SALK-Sprecher Fürweger erläuterte auch, wo derzeit Betten fehlen, weil das Personal für Behandlung und Betreuung von Covid-Patienten benötigt wird: In der 1. Medizin stehen beispielsweise nur mehr 35 Prozent der Betten zur Verfügung, in der Onkologie sind es 85 Prozent, in der HNO 32 Prozent, in der Gefäßchirurgie 59 Prozent und in der Urologie 63 Prozent. "Man kann sagen, in den internistischen Fächern haben wir um rund 25 Prozent reduziert, in den chirurgischen Fächern um ein Drittel."

Gesundheitsreferent Christian Stöckl (ÖVP) bestätigte am Montagabend den "SN", dass er und Landeshauptmann Wilfried Haslauer (ÖVP) die Überlastungsanzeige bekommen haben. Als Sofortmaßnahmen sollen nun etwa Reha-Einrichtungen geschlossen werden und vor allem mit Patienten aus Nicht-Covid-Bereichen belegt werden, die nicht mehr im Krankenhaus versorgt werden müssten, für die aber zum Beispiel Pflegebetten fehlten. Diese Patienten binden Ärzte und Pflegekräfte. Auch mit den Privatspitälern werde verhandelt, um Operationen zu übernehmen. Entlastung soll auch eine sogenannte Covid-Transferstation für Corona-Patienten bringen, die noch positiv seien, aber nicht mehr so umfassend gepflegt werden müssten.

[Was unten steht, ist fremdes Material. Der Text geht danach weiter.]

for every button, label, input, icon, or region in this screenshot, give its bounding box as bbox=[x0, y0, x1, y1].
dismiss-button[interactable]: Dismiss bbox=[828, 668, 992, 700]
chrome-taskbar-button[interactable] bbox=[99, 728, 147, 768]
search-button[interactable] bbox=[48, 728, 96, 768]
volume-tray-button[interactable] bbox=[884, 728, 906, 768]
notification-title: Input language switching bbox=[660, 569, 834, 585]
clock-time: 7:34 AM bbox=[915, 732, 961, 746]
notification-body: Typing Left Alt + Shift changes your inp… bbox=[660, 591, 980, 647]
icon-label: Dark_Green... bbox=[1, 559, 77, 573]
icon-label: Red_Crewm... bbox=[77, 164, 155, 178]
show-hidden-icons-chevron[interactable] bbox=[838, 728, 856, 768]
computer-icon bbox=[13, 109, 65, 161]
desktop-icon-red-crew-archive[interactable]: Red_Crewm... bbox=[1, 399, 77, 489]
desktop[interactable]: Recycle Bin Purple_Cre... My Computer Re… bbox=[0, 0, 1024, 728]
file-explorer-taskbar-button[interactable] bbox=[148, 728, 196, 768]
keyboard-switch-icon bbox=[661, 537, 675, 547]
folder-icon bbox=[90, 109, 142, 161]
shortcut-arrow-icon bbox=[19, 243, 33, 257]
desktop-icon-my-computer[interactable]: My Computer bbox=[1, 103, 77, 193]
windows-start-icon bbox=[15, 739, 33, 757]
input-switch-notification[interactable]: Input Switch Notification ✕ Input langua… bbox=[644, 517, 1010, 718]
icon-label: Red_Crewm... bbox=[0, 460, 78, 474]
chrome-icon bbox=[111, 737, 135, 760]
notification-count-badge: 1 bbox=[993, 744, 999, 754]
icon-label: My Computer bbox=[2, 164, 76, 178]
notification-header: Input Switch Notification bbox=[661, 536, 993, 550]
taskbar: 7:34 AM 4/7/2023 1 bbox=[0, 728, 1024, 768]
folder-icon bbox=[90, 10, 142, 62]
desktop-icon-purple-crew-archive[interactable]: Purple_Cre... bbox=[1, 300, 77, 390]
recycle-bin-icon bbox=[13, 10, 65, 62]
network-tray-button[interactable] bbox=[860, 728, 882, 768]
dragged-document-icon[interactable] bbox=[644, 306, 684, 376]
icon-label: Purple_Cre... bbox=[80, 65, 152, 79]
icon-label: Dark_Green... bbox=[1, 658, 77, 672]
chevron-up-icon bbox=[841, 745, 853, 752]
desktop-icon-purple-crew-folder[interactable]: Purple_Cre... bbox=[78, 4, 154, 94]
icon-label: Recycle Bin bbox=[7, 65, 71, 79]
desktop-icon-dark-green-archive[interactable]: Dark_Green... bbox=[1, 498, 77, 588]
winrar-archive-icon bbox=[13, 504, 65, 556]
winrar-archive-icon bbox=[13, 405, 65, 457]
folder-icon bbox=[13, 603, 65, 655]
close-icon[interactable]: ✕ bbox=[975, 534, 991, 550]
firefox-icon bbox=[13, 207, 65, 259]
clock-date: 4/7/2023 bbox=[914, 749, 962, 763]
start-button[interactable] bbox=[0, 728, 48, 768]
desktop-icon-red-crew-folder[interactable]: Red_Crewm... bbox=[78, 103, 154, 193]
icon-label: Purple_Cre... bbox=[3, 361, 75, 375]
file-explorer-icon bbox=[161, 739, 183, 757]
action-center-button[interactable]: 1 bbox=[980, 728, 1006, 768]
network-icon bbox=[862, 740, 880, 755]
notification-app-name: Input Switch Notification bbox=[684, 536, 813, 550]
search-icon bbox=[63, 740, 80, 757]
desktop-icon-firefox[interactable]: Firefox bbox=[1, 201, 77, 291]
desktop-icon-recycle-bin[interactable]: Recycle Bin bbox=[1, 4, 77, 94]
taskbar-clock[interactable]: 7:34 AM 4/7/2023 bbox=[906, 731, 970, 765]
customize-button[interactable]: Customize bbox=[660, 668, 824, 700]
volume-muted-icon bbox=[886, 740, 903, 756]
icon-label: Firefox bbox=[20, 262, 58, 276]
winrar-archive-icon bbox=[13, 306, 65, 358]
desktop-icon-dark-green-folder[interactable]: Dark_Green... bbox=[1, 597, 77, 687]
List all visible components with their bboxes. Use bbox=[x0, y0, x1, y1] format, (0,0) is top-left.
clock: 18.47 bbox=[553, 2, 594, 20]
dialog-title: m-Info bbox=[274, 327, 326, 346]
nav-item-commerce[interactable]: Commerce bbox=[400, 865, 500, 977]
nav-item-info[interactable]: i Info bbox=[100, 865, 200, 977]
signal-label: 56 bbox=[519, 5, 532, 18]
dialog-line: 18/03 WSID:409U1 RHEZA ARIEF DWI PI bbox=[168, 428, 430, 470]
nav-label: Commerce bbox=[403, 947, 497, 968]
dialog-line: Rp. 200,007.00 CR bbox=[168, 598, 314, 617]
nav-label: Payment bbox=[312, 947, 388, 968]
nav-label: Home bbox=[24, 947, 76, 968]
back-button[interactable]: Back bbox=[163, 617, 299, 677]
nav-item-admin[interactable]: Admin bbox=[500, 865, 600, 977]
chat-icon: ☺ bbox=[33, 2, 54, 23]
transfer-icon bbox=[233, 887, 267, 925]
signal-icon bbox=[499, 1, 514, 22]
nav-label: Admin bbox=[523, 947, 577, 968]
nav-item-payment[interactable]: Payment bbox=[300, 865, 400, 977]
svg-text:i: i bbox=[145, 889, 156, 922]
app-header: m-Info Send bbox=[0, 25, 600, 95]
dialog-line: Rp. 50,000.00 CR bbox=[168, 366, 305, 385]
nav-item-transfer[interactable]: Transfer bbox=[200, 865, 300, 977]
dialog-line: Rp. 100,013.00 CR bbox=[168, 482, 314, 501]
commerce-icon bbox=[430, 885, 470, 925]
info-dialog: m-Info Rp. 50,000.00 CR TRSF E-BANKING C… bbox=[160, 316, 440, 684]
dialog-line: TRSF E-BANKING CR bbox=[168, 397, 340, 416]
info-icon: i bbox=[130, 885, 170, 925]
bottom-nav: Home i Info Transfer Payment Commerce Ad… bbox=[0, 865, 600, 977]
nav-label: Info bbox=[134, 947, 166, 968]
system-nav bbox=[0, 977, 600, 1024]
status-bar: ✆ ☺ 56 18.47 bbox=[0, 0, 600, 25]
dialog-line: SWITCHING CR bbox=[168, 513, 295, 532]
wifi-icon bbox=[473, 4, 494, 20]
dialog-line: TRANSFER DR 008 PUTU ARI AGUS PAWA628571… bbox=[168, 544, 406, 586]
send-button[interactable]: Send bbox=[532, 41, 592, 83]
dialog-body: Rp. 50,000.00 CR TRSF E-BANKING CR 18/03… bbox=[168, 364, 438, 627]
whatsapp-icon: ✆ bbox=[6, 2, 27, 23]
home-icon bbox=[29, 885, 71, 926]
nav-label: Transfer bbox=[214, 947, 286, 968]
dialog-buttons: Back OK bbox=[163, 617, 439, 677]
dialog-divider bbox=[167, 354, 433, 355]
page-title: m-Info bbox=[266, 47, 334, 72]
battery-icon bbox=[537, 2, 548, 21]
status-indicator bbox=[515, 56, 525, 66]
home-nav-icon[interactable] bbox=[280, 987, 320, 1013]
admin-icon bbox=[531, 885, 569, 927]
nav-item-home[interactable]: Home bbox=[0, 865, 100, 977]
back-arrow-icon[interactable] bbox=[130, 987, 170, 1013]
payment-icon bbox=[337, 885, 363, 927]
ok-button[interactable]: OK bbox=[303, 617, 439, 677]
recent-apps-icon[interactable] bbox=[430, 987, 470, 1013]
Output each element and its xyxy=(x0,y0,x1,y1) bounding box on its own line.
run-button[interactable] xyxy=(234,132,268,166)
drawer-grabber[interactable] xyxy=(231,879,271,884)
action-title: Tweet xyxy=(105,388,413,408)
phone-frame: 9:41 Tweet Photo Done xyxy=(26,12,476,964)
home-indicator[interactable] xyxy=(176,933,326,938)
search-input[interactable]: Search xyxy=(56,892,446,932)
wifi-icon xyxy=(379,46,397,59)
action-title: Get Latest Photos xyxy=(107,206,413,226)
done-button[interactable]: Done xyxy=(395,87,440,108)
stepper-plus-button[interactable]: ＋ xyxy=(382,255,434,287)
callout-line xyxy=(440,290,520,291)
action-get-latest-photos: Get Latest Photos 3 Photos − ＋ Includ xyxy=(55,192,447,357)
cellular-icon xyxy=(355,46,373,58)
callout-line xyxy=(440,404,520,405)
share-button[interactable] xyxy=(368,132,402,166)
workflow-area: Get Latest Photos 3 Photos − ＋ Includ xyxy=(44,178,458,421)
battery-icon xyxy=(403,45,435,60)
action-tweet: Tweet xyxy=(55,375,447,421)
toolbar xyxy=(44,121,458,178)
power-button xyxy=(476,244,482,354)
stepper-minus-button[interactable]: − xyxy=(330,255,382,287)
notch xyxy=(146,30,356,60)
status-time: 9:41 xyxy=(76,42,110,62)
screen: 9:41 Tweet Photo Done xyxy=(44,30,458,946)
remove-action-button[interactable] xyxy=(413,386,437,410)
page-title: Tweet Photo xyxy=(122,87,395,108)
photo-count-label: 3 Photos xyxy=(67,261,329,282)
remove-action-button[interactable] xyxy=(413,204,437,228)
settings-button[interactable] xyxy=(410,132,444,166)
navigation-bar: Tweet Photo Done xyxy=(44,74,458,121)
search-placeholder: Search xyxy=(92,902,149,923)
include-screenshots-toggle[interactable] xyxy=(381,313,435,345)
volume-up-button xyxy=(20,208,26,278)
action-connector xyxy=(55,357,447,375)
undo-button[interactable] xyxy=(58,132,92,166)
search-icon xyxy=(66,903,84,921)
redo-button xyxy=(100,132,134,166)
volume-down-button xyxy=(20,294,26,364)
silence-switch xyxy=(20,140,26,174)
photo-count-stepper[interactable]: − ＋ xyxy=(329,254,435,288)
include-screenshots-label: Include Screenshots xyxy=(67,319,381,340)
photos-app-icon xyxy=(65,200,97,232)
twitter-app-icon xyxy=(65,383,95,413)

Fünfjähriger auf der Kinderintensivstation

In Salzburg benötigten am Dienstag 31 Schwerkranke eine intensivmedizinische Versorgung, neun mehr als am Montag. Seit Pandemiebeginn waren es erst einmal mehr gewesen, am 29. April waren es 32 Intensivpatienten gewesen.

Wie dramatisch die Lage ist, schilderte den "SN" auch ein Spitalsarzt. "Es herrscht jeden Tag ein menschenunwürdiger Streit, wessen Patient zuerst operiert werden könne. Der mit dem Tumor oder der mit dem kaputten Herz." Für Betroffenheit sorgte am Dienstag auch ein Bericht auf "ORF Salzburg", wonach die jüngste Patientin mit einer Covid-Erkrankung auf einer Intensivstation ein vierjähriges Mädchen ist. Das Kind leide nach einer Corona-Infektion an der Multiorgan-Entzündung PIMS, einer Covid-Folgewirkung. Gleichzeitig muss auch ein Fünfjähriger mit Covid-19 auf der Kinderintensivstation behandelt werden.

Neben dem Hilferuf der SALK an die Politik appellierte Fürweger heute auch an die Bevölkerung, die vorgeschriebenen Corona-Bestimmungen einzuhalten. "Es macht unsere Leute grantig, wenn etwa ein Arzt nach einem 12-Stunden-Dienst auf dem Heimweg noch im Supermarkt ein Frühstück besorgt und dort auf Menschen ohne Maske trifft. Am Anfang haben die Menschen geklatscht, aber so etwa ist jetzt wie eine Verhöhnung."

Rund 119.000 Menschen aktiv mit Virus infiziert

Genau 10.363 Neuinfektionen hat es in Österreich in den vergangenen 24 Stunden gegeben. Außerdem meldeten die Behörden 61 weitere Todesfälle seit Montag - der höchste Wert seit neun Monaten. Davon starben allein 22 Infizierte in Oberösterreich. 113 weitere Covid-19-Patienten mussten seit Montag in Spitälern aufgenommen werden. Somit liegen bereits 2.568 Infizierte im Krankenhaus, 458 Schwerkranke auf Intensivstationen.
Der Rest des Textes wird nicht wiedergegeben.